Procurement Operating Models & Agilität: Der neue Bauplan für den Einkauf der Zukunft
Vom Besteller zum Business Partner – wie der Einkauf seine eigene Organisation neu denkt
Der Einkauf steht 2025 unter doppeltem Veränderungsdruck: Einerseits wachsen die Erwartungen hinsichtlich Geschwindigkeit, Transparenz, Nachhaltigkeit und Wirtschaftlichkeit. Andererseits wandelt sich das Selbstverständnis der Einkaufsfunktion grundlegend – vom operativen Besteller zum strategischen Mitgestalter, vom Verwalter zum Business Partner auf Augenhöhe.
Diese Entwicklung erfordert mehr als neue Tools oder Prozesse. Sie verlangt ein grundsätzlich neues organisatorisches Denken. Die zentrale Frage lautet:
Wie muss sich der Einkauf strukturell aufstellen, um wirksam, agil und zukunftsfähig zu bleiben?
Die Antwort: Durch neue, modulare Procurement Operating Models.
1. Der Wandel zum Business Partner: Mitgestalten statt nur beschaffen
In immer mehr Unternehmen hat der Einkauf seine traditionelle Rolle als reaktiver Abwickler verlassen. Er wird heute als strategischer Impulsgeber gesehen – verantwortlich für Innovationsfähigkeit, Lieferkettenstabilität, ESG-Compliance und wirtschaftliche Steuerung.
Was das konkret bedeutet:
- Frühzeitige Einbindung in Produkt- und Investitionsentscheidungen,
- gemeinsame Zieldefinitionen mit Fachbereichen (z. B. Nachhaltigkeitsquoten, Total Cost of Ownership),
- aktive Mitverantwortung für Projekterfolg, Budgettreue und regulatorische Anforderungen.
Um als echter Business Partner wirken zu können, braucht der Einkauf nicht nur mehr Kompetenzen – sondern vor allem eine veränderte strukturelle Positionierung im Unternehmen: sichtbar, vernetzt und ermächtigt.
2. Agile Methoden im Projekteinkauf: Schneller, flexibler, kollaborativer
Die klassische Linienorganisation mit starren Freigabestrukturen stößt im Projekteinkauf zunehmend an ihre Grenzen – besonders bei dynamischen Vorhaben wie Bauprojekten, IT-Rollouts oder medizinischer Digitalisierung.

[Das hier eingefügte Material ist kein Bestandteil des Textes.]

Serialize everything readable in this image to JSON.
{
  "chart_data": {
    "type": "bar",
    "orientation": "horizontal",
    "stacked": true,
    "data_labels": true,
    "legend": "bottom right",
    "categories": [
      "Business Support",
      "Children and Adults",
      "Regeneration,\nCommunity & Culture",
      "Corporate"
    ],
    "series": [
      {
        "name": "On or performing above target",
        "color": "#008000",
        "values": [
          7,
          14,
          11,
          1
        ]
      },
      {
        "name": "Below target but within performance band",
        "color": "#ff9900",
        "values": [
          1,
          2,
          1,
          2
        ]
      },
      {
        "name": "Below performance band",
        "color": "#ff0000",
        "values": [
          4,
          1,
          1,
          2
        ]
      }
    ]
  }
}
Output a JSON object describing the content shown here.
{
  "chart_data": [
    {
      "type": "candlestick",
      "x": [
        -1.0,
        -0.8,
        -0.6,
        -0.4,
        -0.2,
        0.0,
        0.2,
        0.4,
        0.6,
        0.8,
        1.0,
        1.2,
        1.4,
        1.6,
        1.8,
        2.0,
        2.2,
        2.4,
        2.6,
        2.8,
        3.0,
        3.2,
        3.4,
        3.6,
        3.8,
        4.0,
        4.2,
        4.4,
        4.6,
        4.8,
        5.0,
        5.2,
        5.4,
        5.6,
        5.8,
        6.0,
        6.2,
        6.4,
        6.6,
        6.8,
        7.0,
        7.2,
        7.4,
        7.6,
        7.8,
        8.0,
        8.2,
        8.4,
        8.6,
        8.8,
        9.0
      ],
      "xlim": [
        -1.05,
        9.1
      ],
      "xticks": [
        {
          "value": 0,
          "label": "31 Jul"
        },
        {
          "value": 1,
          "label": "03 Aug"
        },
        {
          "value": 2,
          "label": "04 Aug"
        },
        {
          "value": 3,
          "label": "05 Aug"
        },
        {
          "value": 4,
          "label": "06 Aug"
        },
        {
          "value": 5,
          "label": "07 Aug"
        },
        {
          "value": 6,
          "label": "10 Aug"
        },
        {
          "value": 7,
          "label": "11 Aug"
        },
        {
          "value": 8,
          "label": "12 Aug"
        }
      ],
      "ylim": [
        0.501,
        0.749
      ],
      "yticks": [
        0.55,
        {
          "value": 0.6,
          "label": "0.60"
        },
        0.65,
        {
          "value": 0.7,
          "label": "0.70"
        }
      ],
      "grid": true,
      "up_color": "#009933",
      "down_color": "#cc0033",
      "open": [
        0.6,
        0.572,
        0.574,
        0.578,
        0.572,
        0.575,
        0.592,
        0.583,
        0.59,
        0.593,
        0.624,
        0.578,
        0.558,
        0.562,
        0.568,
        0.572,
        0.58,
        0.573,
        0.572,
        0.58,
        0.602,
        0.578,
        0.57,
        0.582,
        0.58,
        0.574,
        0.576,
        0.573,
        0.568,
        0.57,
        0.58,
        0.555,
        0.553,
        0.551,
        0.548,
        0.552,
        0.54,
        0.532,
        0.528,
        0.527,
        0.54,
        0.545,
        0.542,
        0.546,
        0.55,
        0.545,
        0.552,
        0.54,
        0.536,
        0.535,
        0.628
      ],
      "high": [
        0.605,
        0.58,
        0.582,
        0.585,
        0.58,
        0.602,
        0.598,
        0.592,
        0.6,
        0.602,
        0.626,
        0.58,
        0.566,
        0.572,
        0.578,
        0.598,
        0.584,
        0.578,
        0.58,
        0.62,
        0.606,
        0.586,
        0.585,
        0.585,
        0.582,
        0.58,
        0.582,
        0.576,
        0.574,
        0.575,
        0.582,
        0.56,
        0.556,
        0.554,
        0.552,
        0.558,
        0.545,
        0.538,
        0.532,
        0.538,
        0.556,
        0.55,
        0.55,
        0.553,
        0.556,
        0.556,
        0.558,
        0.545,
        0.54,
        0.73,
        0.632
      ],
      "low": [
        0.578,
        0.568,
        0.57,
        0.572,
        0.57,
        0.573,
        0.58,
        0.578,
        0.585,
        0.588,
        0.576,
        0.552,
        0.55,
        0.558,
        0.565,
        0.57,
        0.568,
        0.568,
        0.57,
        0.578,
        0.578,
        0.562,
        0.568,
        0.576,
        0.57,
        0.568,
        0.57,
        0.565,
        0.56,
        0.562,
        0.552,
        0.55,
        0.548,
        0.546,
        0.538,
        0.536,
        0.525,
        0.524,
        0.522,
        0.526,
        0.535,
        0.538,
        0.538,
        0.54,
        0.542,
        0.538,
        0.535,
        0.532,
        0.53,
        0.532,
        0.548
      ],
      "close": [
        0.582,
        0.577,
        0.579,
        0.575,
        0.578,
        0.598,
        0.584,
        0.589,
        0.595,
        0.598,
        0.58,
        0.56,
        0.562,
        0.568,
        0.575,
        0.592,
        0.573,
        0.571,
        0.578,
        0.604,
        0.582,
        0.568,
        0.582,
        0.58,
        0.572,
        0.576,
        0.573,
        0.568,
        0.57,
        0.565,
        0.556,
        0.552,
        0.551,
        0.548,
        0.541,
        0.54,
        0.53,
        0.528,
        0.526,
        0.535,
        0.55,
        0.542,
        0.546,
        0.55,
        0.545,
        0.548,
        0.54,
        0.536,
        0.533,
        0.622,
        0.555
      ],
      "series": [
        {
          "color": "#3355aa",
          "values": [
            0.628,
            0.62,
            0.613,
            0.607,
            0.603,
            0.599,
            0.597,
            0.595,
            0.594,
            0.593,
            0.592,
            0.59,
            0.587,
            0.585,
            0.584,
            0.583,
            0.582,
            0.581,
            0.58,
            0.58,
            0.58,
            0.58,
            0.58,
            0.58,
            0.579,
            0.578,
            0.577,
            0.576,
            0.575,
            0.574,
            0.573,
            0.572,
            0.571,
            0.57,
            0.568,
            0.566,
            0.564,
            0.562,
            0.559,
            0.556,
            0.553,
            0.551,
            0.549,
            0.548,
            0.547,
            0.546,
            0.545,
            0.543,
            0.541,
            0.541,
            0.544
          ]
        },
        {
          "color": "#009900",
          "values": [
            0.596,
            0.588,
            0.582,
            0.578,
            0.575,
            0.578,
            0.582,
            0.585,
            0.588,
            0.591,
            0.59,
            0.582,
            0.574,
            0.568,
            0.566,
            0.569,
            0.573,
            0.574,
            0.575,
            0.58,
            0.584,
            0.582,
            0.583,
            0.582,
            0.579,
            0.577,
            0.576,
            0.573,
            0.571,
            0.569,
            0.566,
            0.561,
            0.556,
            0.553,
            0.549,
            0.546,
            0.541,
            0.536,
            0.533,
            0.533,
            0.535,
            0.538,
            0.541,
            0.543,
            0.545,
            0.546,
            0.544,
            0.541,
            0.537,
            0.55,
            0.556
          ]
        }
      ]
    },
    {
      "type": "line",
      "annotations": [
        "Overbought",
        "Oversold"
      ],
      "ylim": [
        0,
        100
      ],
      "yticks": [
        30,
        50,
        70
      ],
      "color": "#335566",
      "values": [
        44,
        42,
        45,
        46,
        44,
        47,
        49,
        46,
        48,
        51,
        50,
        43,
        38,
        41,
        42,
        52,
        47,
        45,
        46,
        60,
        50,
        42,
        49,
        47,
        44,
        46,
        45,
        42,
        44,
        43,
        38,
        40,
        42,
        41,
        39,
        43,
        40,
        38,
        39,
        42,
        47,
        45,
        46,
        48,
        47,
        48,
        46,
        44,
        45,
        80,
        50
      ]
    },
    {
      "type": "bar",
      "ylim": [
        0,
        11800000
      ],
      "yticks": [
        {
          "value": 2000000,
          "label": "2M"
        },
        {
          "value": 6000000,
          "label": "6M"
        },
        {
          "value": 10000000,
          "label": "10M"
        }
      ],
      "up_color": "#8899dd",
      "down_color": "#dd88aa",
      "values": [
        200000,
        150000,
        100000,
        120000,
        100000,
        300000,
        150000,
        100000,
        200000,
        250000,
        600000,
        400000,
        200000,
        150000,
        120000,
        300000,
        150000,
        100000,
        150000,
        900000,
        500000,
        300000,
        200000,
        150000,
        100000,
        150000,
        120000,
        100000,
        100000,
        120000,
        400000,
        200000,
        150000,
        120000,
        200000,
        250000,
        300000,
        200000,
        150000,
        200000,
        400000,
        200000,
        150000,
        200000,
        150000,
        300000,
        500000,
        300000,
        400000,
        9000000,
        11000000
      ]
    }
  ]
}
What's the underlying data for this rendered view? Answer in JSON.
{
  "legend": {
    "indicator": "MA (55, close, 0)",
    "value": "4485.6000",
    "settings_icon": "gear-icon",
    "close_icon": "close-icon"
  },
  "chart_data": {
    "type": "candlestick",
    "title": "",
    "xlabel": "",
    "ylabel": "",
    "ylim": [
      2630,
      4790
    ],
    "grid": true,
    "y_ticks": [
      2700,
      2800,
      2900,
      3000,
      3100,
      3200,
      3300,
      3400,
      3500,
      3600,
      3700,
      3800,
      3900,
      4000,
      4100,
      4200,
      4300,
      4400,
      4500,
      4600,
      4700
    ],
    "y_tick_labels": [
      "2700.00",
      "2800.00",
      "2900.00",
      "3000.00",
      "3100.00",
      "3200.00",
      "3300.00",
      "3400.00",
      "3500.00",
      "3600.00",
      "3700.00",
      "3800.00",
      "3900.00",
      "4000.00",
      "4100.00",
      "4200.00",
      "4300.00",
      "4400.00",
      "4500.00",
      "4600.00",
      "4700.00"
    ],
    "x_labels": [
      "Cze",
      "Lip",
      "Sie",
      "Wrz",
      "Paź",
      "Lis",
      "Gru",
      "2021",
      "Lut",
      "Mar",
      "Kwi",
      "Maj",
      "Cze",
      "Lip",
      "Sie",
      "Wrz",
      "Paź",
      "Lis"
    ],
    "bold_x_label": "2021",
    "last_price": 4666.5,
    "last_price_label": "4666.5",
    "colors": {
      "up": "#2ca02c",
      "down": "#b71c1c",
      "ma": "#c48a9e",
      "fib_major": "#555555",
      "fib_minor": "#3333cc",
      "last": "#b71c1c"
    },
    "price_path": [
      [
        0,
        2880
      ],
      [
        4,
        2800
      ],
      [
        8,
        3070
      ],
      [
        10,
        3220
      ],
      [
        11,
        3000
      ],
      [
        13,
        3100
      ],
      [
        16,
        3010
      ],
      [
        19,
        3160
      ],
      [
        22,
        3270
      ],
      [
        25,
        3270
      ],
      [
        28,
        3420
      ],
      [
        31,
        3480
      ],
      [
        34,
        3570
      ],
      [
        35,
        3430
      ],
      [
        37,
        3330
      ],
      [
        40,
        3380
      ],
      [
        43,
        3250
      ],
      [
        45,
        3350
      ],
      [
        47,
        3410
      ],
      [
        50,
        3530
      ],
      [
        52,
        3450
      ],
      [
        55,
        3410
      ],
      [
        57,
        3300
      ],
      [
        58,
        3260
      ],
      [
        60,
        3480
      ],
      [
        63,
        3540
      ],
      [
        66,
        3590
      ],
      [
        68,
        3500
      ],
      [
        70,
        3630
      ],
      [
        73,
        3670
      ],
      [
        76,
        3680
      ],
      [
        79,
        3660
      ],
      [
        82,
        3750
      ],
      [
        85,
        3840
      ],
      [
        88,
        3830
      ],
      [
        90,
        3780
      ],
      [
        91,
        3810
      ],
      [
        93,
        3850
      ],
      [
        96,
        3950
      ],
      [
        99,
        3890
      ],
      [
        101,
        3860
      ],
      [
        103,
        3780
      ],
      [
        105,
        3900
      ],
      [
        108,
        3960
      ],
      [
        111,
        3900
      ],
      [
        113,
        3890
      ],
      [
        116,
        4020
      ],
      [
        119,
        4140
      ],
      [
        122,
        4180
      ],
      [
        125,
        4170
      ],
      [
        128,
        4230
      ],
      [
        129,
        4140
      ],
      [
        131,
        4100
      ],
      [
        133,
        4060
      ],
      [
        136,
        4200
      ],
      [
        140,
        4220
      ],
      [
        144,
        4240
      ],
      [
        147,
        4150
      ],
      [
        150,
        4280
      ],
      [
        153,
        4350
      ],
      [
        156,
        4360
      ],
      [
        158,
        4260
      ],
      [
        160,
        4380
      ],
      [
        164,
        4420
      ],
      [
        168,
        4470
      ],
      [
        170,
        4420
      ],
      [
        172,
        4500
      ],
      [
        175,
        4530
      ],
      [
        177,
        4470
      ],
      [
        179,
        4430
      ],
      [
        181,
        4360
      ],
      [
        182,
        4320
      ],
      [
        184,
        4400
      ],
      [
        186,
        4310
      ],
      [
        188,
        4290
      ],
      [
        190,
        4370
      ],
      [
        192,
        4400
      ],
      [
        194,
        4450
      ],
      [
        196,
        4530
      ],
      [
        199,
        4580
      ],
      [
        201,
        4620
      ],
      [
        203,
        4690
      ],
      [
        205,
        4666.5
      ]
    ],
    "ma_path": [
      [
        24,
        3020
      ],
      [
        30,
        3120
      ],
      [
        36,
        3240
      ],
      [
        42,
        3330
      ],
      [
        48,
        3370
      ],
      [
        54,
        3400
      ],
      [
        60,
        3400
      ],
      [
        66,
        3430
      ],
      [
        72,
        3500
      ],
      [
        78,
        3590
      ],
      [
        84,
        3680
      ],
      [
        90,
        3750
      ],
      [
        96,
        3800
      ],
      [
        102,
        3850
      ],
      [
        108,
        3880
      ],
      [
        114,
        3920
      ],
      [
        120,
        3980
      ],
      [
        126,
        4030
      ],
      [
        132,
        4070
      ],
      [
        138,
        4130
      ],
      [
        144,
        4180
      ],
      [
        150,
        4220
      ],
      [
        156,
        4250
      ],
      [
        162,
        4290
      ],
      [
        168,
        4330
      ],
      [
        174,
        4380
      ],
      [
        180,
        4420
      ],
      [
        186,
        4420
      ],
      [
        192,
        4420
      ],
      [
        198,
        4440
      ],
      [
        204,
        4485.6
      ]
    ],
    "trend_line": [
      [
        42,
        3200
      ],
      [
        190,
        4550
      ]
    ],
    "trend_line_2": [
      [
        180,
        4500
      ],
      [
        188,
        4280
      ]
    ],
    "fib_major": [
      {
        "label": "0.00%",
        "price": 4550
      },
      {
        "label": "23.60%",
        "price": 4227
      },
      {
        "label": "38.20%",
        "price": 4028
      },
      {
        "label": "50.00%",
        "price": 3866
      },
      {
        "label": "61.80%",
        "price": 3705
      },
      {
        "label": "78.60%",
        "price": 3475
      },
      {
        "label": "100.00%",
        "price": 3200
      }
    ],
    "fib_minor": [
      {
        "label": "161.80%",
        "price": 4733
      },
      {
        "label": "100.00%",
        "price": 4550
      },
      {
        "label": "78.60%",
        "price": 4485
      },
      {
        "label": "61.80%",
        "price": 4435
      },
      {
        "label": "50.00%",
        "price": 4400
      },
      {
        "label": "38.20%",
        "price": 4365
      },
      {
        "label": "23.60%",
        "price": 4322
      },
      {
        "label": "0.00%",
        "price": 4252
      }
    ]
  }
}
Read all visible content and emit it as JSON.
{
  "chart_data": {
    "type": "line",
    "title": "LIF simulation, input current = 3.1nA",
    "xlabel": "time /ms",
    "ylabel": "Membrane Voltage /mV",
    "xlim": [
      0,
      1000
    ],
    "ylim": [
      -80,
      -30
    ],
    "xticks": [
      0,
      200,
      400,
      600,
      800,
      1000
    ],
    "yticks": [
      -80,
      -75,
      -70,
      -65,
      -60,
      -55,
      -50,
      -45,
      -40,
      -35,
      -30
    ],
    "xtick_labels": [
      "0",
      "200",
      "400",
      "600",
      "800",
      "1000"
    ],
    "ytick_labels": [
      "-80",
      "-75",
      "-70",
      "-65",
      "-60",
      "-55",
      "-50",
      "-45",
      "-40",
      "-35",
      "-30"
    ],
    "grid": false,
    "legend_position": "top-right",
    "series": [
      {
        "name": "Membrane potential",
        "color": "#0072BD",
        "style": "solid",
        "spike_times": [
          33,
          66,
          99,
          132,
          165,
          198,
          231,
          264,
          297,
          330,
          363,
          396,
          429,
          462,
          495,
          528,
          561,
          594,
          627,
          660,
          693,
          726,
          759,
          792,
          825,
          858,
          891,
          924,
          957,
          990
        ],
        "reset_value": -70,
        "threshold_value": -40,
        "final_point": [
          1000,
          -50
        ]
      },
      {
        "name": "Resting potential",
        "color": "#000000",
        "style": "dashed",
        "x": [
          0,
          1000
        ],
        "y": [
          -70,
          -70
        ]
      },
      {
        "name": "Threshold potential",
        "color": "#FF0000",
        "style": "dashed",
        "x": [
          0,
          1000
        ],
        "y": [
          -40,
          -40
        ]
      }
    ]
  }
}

Immer mehr Unternehmen setzen daher auf agile Methoden wie Scrum, Kanban oder Design Thinking im Einkaufskontext:
- Der Einkauf wird integraler Teil interdisziplinärer Projektteams,
- Entscheidungen werden iterativ getroffen statt am Ende des Prozesses,
- Sprint-Zyklen fördern schnelle Reaktionsfähigkeit und enge Abstimmung mit Technik, IT, Controlling oder Pflege.
Diese Arbeitsweise verändert nicht nur die Geschwindigkeit – sondern auch die Haltung: Der Einkauf wird nicht mehr als Hindernis empfunden, sondern als wertvoller Ermöglicher.
3. Zentrale vs. dezentrale Steuerung: Hybride Modelle setzen sich durch
Die organisatorische Grundfrage bleibt: Zentral steuern oder dezentral befähigen? Beide Modelle haben ihre Vor- und Nachteile – doch die Realität zeigt: Hybridmodelle setzen sich durch.
Erfolgreiche Einkaufsorganisationen kombinieren heute:
- Zentrale Governance für strategische Warengruppen, Lieferantenmanagement, Compliance und Systemarchitektur,
- mit dezentraler Nähe zu operativen Einheiten wie Kliniken, Werken oder Projektbüros,
- auf Basis eines gemeinsamen Procurement Frameworks mit klar definierten Rollen, Schnittstellen, KPIs und Entscheidungsrechten.
Das Ergebnis: Standardisierung ohne Starrheit, Autonomie ohne Kontrollverlust – und ein Organisationsmodell, das mitwächst und mitdenkt.
Fazit: Der Einkauf braucht ein Operating Model, das ihn trägt – nicht eins, das ihn bremst
Die Anforderungen an den Einkauf nehmen zu – aber die Lösungen liegen nicht allein in Technik oder Tools. Entscheidend ist, ob der Einkauf strukturell so aufgestellt ist, dass er seine Wirkung entfalten kann: operativ effizient, strategisch vernetzt, kulturell agil.
Procurement Operating Models sind heute keine abstrakten Theorien mehr. Sie sind der architektonische Hebel für Resilienz, Relevanz und Ergebnisverantwortung im Einkauf – und damit für den nachhaltigen Erfolg des gesamten Unternehmens.